For adaptive compressive sensing(cs),the sensing matrix is related to the input signal.
For example, in rakeness-based(cs), the sensing matrix is obtained by solving an optimization problem which maximizes the correlation between the input signal and the sensing matrix,meanwhile minimizing the coherence between the columns of the sensing matrix.
I know that the operations at the sensing node should be minimized, to minimize the energy consumption.

Where is this optimization problem performed ? At the sensing node ?? If so, how can this rakeness- based approach implemented in a wireless body area network without consuming much energy??

There are two optimisation problems here:

1. To get the sensing matrix $$\mathcal{A}$$
2. To recover the signal by $$y = \mathcal{A} x$$

Out of these two problems, the first one is the one that is solved off-line to obtain a sensing matrix $$\mathcal{A}$$ that appears to be more "suitable" to a particular family of signals.

The second optimisation problem is the standard compressive sensing recovery and this is the bit that might take more CPU effort to be solved.

For an indication about the kind of effort required, you might want to have a look at this page, the code it provides and specifically the Optimization/l1eq_pd.m file.

This is the entry point to a generic CS "solver" that then calls other optimisation algorithms contained in Optimization/.

If you take a look in there you can see that you can expect matrix multiplications, matrix inversion, point to point multiplications of sequences and other less intensive operations.

All of these also depend on the amount of data captured, so you might have to do some experimentation with realistic signals from the domain you are dealing with to get a more accurate idea of how much computational effort is required and therefore how much power to solve these problems.

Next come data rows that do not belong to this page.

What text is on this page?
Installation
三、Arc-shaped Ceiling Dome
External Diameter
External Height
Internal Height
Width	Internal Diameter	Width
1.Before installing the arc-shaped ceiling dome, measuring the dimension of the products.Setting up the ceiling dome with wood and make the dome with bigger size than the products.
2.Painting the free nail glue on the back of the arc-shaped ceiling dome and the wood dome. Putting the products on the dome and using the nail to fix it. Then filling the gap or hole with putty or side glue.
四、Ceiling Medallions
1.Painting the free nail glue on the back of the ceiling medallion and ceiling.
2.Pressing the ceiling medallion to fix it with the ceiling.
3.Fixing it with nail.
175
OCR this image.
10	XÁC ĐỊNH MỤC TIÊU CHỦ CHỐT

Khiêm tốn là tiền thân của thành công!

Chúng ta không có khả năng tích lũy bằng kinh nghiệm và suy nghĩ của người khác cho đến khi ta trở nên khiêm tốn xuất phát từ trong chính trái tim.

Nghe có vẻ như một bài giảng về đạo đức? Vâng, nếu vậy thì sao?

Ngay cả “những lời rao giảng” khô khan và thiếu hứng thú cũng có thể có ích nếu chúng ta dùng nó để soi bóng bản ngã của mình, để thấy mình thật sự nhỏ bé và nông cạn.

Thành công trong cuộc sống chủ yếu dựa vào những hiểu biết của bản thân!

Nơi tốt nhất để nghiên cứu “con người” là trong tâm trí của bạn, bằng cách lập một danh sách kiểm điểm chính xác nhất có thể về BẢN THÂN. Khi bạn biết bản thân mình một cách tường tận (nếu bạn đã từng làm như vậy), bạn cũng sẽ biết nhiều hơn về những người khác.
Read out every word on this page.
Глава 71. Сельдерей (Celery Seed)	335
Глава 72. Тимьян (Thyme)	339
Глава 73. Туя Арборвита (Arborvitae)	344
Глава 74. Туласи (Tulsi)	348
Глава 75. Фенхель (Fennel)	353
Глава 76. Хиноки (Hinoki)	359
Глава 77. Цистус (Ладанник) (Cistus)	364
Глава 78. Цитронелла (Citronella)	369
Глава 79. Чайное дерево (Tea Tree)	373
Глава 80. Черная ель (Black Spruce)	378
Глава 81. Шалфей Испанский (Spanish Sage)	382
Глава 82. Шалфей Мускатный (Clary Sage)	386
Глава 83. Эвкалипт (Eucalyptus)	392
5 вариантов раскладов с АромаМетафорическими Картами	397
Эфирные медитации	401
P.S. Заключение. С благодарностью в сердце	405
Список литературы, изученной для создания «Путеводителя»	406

It certainly looks more like a problem for a Raspberry Pi Zero rather than an Arduino type of CPU, if you are considering a mobile / wearable application.

Hope this helps.

• The first optimization problem is solved off-line to obtain the sensing matrix. What do you mean by solving offline? Doesn't solving offline consume energy at the sensing node? @A_A Nov 13 '18 at 11:45
• You solve the first problem for a family of signals that share more or less the same characteristics. This gives you a matrix $\mathcal{A}$ that in subsequent use you assume as static. It does not change, it is the same for reconstructing a family of signals. But reconstructing a signal from a given set of measurements is the step that has to be done at a sensing node. @MohamedAly
– A_A
Nov 13 '18 at 11:53
• It is still unclear for me the meaning of offline. I know that the sensing matrix is obtained only once. But to obtain it, I need the input signal to be captured from the human body using a sensor, right?? If so, how this operation is not performed at the sensing node? @ِA_A Nov 13 '18 at 12:06
• @MohamedAly You take a very large set of signals and you use them to find an optimal $\mathcal{A}$. You don't have to do this every time you capture a signal. This is done once and it is done "offline", in other words, not during the operation of the system that requires to reconstruct some $y$. This is #1. Every time you need to reconstruct a $y$, you use the pre-caculated $\mathcal{A}$ but you still have to solve the standard CS minimisation problem. This is #2. You cannot avoid #2 if you want to reconstruct $y$ from sparse $x$.